Adenocarcinomas: A small number of anal cancers are known as adenocarcinomas. These can develop in cells that line the upper part of the anus near the rectum, or in glands located under the anal mucosa that release their secretions into the anal canal. These anal adenocarcinomas, are treated the same way as rectal carcinomas. For more information, see our document, Colorectal Cancer.

 

 

This must be a really rough time for your family. I am so sorry.
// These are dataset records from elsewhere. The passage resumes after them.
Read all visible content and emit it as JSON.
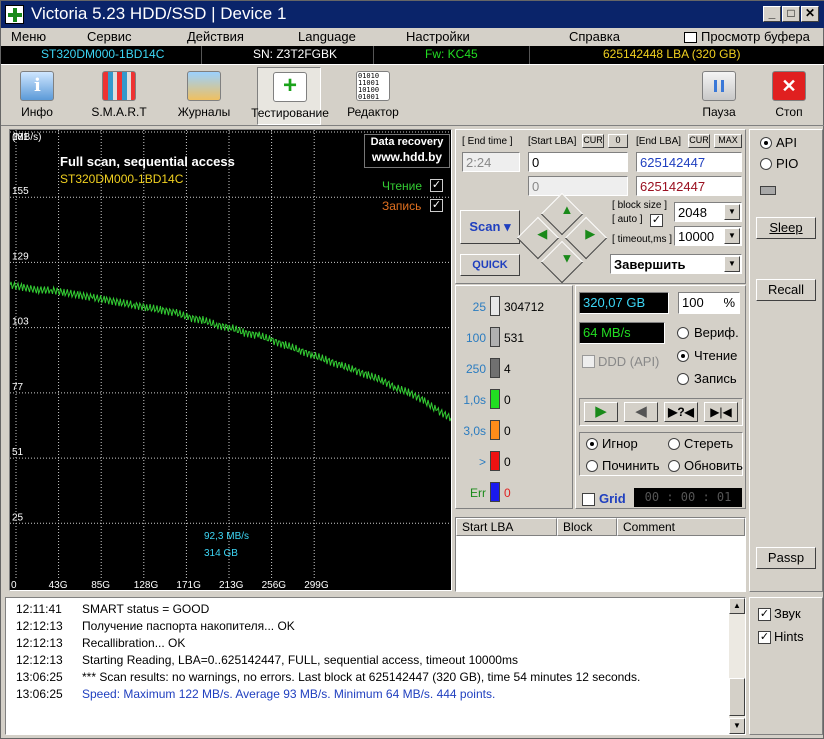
{
  "window": {
    "title": "Victoria 5.23 HDD/SSD  |  Device 1"
  },
  "menu": [
    "Меню",
    "Сервис",
    "Действия",
    "Language",
    "Настройки",
    "Справка",
    "Просмотр буфера"
  ],
  "infobar": {
    "model": "ST320DM000-1BD14C",
    "serial": "SN: Z3T2FGBK",
    "firmware": "Fw: KC45",
    "lba": "625142448 LBA (320 GB)"
  },
  "toolbar": {
    "info": "Инфо",
    "smart": "S.M.A.R.T",
    "logs": "Журналы",
    "test": "Тестирование",
    "editor": "Редактор",
    "pause": "Пауза",
    "stop": "Стоп"
  },
  "chart_data": {
    "type": "line",
    "title": "Full scan, sequential access",
    "subtitle": "ST320DM000-1BD14C",
    "ylabel": "(MB/s)",
    "watermark": [
      "Data recovery",
      "www.hdd.by"
    ],
    "legend": [
      {
        "label": "Чтение",
        "checked": true
      },
      {
        "label": "Запись",
        "checked": true
      }
    ],
    "yticks": [
      "181",
      "155",
      "129",
      "103",
      "77",
      "51",
      "25"
    ],
    "xticks": [
      "0",
      "43G",
      "85G",
      "128G",
      "171G",
      "213G",
      "256G",
      "299G"
    ],
    "ylim": [
      0,
      181
    ],
    "xlim": [
      0,
      320
    ],
    "annotations": [
      "92,3 MB/s",
      "314 GB"
    ],
    "series": [
      {
        "color": "#33cc33",
        "x": [
          0,
          10,
          20,
          30,
          40,
          50,
          60,
          70,
          80,
          90,
          100,
          110,
          120,
          130,
          140,
          150,
          160,
          170,
          180,
          190,
          200,
          210,
          220,
          230,
          240,
          250,
          260,
          270,
          280,
          290,
          300,
          310,
          320
        ],
        "y": [
          120,
          119,
          118,
          118,
          117,
          116,
          115,
          114,
          113,
          112,
          111,
          110,
          109,
          107,
          106,
          104,
          103,
          101,
          100,
          98,
          96,
          94,
          92,
          90,
          88,
          86,
          84,
          82,
          79,
          77,
          74,
          70,
          67
        ]
      }
    ]
  },
  "scan": {
    "end_time_label": "End time",
    "end_time": "2:24",
    "start_lba_label": "Start LBA",
    "cur": "CUR",
    "zero": "0",
    "start_lba": "0",
    "start_lba2": "0",
    "end_lba_label": "End LBA",
    "max": "MAX",
    "end_lba": "625142447",
    "end_lba2": "625142447",
    "block_size_label": "block size",
    "auto_label": "auto",
    "timeout_label": "timeout,ms",
    "block_size": "2048",
    "timeout": "10000",
    "scan_button": "Scan",
    "quick_button": "QUICK",
    "finish_option": "Завершить"
  },
  "stats": {
    "buckets": [
      {
        "label": "25",
        "value": "304712",
        "color": "#e8e8e8"
      },
      {
        "label": "100",
        "value": "531",
        "color": "#b0b0b0"
      },
      {
        "label": "250",
        "value": "4",
        "color": "#707070"
      },
      {
        "label": "1,0s",
        "value": "0",
        "color": "#22dd22"
      },
      {
        "label": "3,0s",
        "value": "0",
        "color": "#ff8c1a"
      },
      {
        "label": ">",
        "value": "0",
        "color": "#ee1111"
      },
      {
        "label": "Err",
        "value": "0",
        "color": "#1a1aee"
      }
    ],
    "position": "320,07 GB",
    "percent": "100",
    "percent_unit": "%",
    "speed": "64 MB/s",
    "ddd": "DDD (API)",
    "verify": "Вериф.",
    "read": "Чтение",
    "write": "Запись",
    "ignore": "Игнор",
    "erase": "Стереть",
    "repair": "Починить",
    "refresh": "Обновить",
    "grid": "Grid",
    "timer": "00 : 00 : 01",
    "table_headers": [
      "Start LBA",
      "Block",
      "Comment"
    ]
  },
  "side": {
    "api": "API",
    "pio": "PIO",
    "sleep": "Sleep",
    "recall": "Recall",
    "passp": "Passp",
    "sound": "Звук",
    "hints": "Hints"
  },
  "log": [
    {
      "time": "12:11:41",
      "text": "SMART status = GOOD",
      "color": "#000000"
    },
    {
      "time": "12:12:13",
      "text": "Получение паспорта накопителя... OK",
      "color": "#000000"
    },
    {
      "time": "12:12:13",
      "text": "Recallibration... OK",
      "color": "#000000"
    },
    {
      "time": "12:12:13",
      "text": "Starting Reading, LBA=0..625142447, FULL, sequential access, timeout 10000ms",
      "color": "#000000"
    },
    {
      "time": "13:06:25",
      "text": "*** Scan results: no warnings, no errors. Last block at 625142447 (320 GB), time 54 minutes 12 seconds.",
      "color": "#000000"
    },
    {
      "time": "13:06:25",
      "text": "Speed: Maximum 122 MB/s. Average 93 MB/s. Minimum 64 MB/s. 444 points.",
      "color": "#1f3fbf"
    }
  ]
}
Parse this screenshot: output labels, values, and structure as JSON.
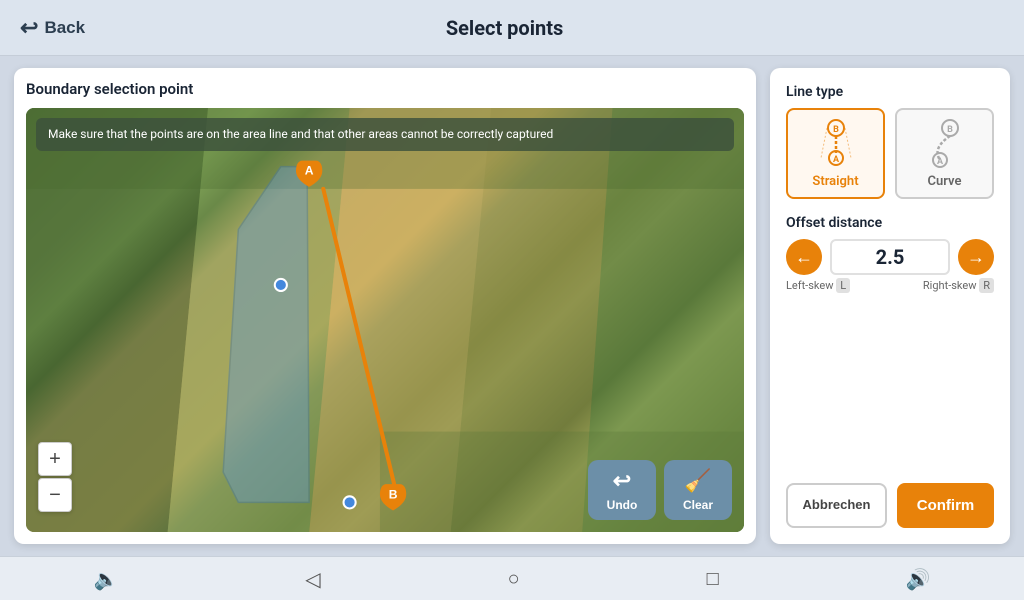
{
  "topBar": {
    "backLabel": "Back",
    "title": "Select points"
  },
  "leftPanel": {
    "title": "Boundary selection point",
    "infoBanner": "Make sure that the points are on the area line and that other areas cannot be correctly captured",
    "zoom": {
      "plusLabel": "+",
      "minusLabel": "−"
    },
    "actions": {
      "undoLabel": "Undo",
      "clearLabel": "Clear"
    }
  },
  "rightPanel": {
    "lineTypeLabel": "Line type",
    "lineTypes": [
      {
        "id": "straight",
        "label": "Straight",
        "active": true
      },
      {
        "id": "curve",
        "label": "Curve",
        "active": false
      }
    ],
    "offsetLabel": "Offset distance",
    "offsetValue": "2.5",
    "leftSkewLabel": "Left-skew",
    "leftSkewKey": "L",
    "rightSkewLabel": "Right-skew",
    "rightSkewKey": "R",
    "abbrechenLabel": "Abbrechen",
    "confirmLabel": "Confirm"
  },
  "bottomNav": {
    "icons": [
      "volume-down",
      "back",
      "circle",
      "square",
      "volume-up"
    ]
  }
}
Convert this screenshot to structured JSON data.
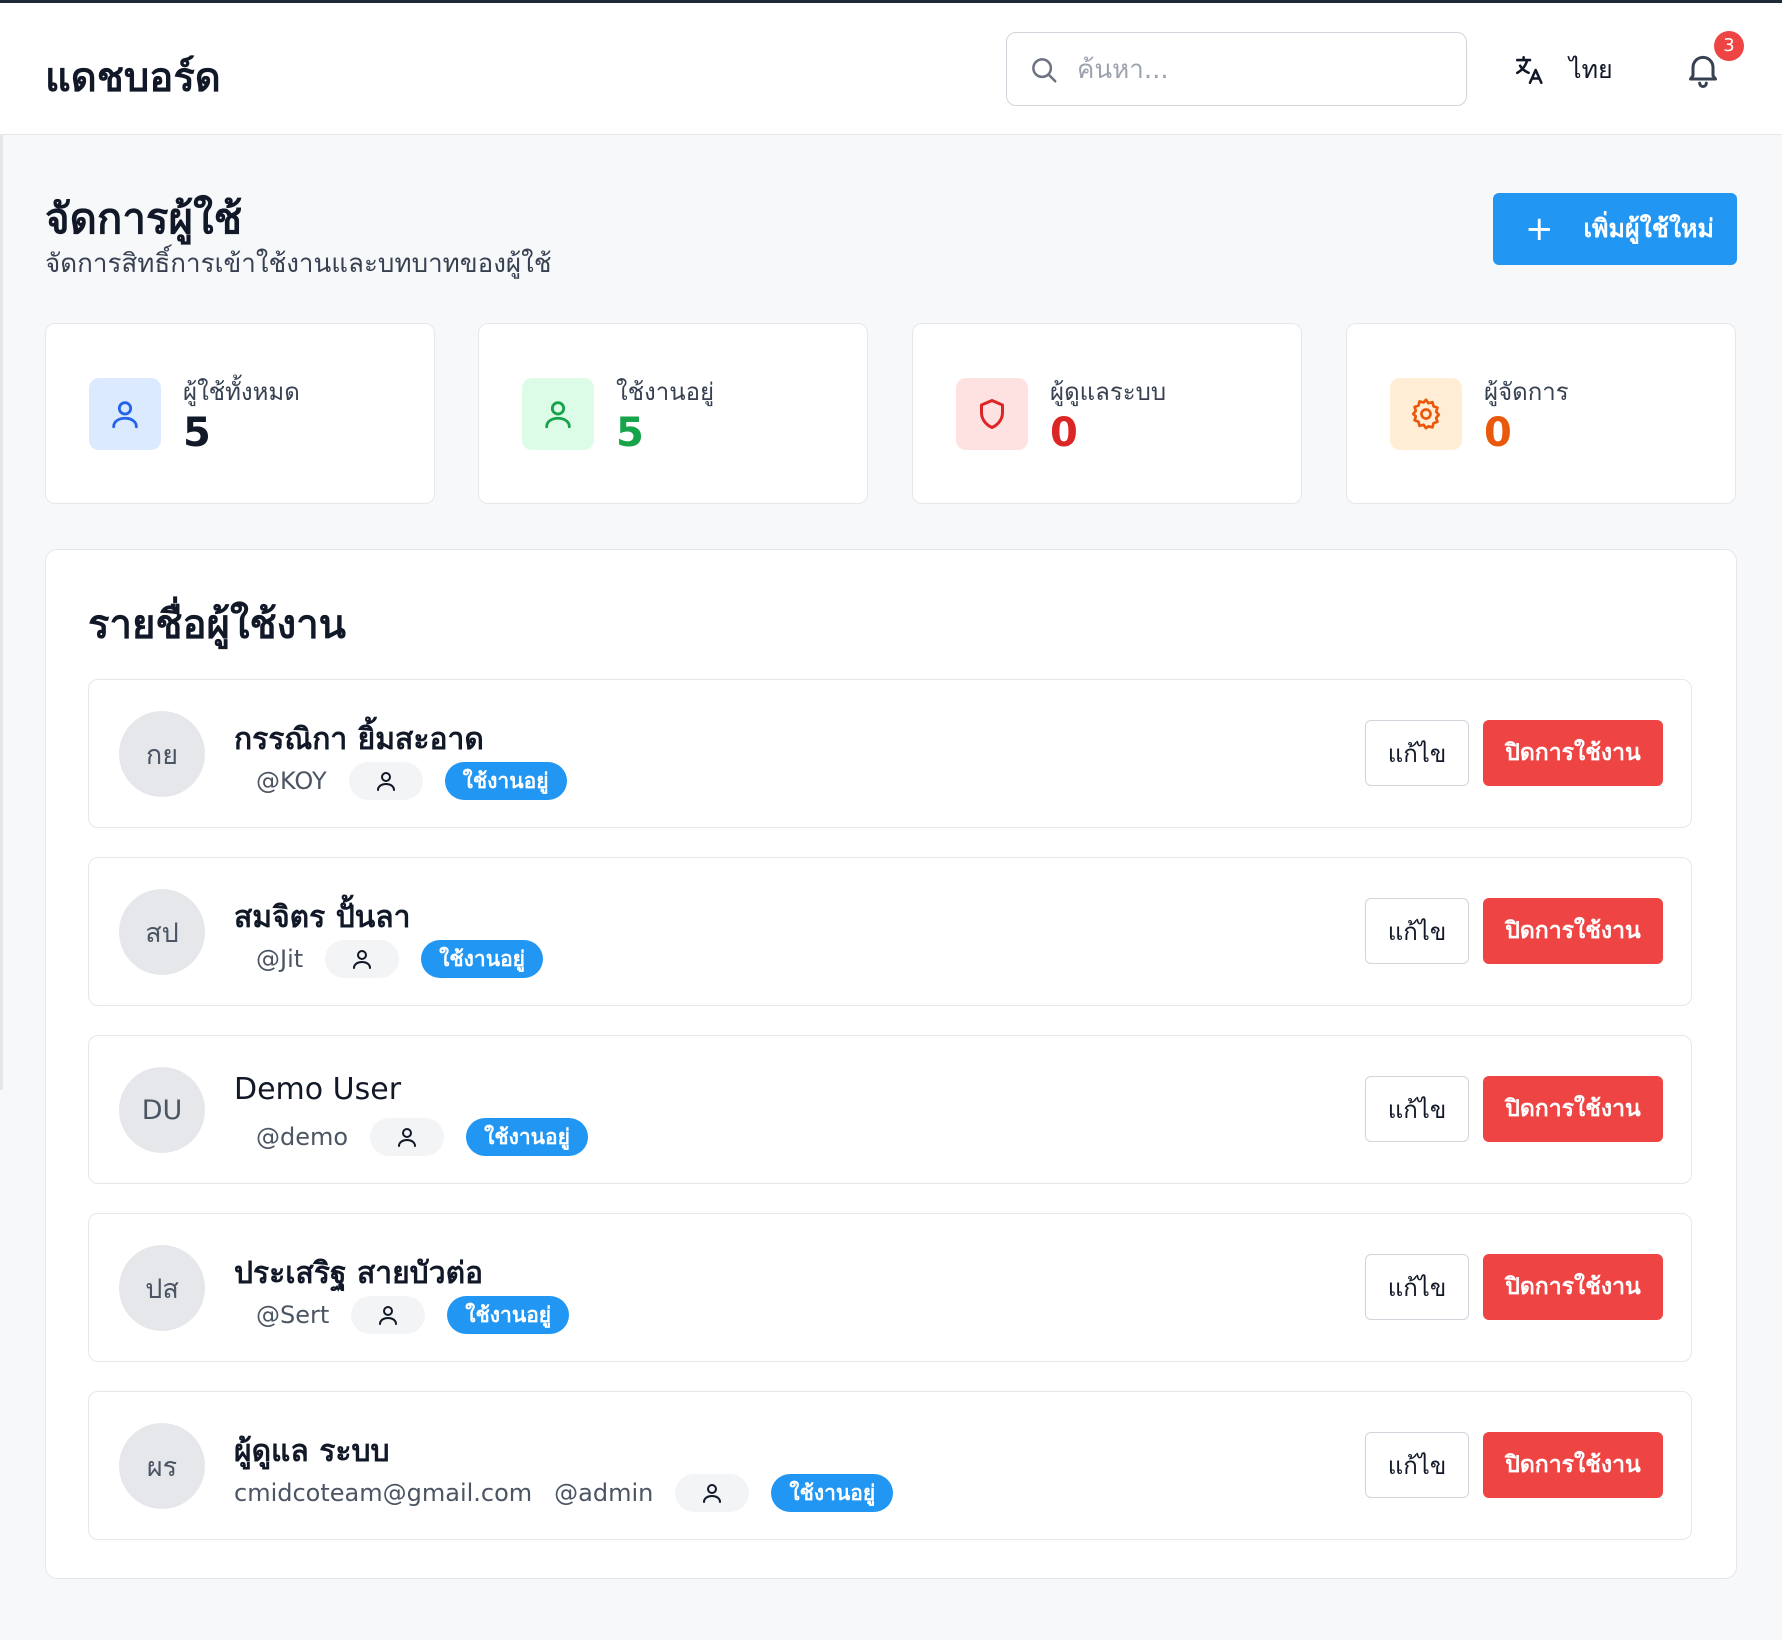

I have a sibling who has had a colostomy for nearly 20 years. He says obviously it's not what he'd wish for but having it is way better than living with the ulcerative condition he had before.

 



jbug2
Posts: 47
Joined: Mar 2013

Yes, it is a tough time for the family.  My brother and I pretend things are alright, my overly anxious 73 year old mom isn't easily fooled.  Our mom is in a nursing home and doesn't comprehend things correctly.  I went thru my anal cancer treatment for squam cell anal cancer ending January, at the same time, got my brother checking his symptoms that lead to this diagnosis of adeno carcinoma anal cancer.  I had hopes once he got through the 6 wks of chemo and rad (both Mon thru Fri) that would would enough, but no, my little brother is now facing surgery in July for the clostomy bag and MORE chemo after the surgery.  I'm moving close to him, but is doctors frighten me, since I'll be doing checks for anal cancer also.  Instead of getting better from my own squam cell cancer, its continued into a fight for my little brother's life.

jbug2
Posts: 47
Joined: Mar 2013

Yes, it is a tough time for the family.  My brother and I pretend things are alright, my overly anxious 73 year old mom isn't easily fooled.  Our mom is in a nursing home and doesn't comprehend things correctly.  I went thru my anal cancer treatment for squam cell anal cancer ending January, at the same time, got my brother checking his symptoms that lead to this diagnosis of adeno carcinoma anal cancer.  I had hopes once he got through the 6 wks of chemo and rad (both Mon thru Fri) that would would enough, but no, my little brother is now facing surgery in July for the clostomy bag and MORE chemo after the surgery.  I'm moving close to him, but is doctors frighten me, since I'll be doing checks for anal cancer also.  Instead of getting better from my own squam cell cancer, its continued into a fight for my little brother's life.

Marynb
Posts: 1134
Joined: Aug 2012

I am so sorry your family is going through this. I hope you and your brother recover quickly and are cancer free for many years to come. Prayers going out to you and your brother.

ccfighter
Posts: 395
Joined: Jan 2012

I'm over here from gyn boards but wanted to throw my two cents in on the adeno subject.  HPV can cause cancer in the cells of squamous or the glandular adenocarcinoma.  I have adenosquamous carcinoma of the cervix, a rare form of cervical cancer but none the less, hpv associated cervical cancer.  Most anal cancers are also hpv related.  The probable reason for the more drastic surgical approach is because theadenocarcinomas tend to behave more aggressively than the squamous, and are more resistant to chemo and radiation.  They require a more aggressive treatment plan to eliminate and control.  I had a radical hysterectomy, chemo, chemo/rads and more chemo and still had a recurrence in the lung two months after completing treatment.  I was originally staged at 2a.  Had more surgery and chemo and am now NED.  I would support the surgery to remove the cancer.  We are strong and we adapt.  I am 34 with three kids under the age of10 and will do whatever I have to to stick around for them.  Good luck to you and your brother.  I will be thinking of you and hoping for the best.  Hugs.

mp327's picture
mp327
Posts: 3043
Joined: Jan 2010

Thanks for your input on this!  While I was aware that surgery was usually the option for adenocarcinoma of the anus, I couldn't seem to find out why.  Your info has clarified this--thanks!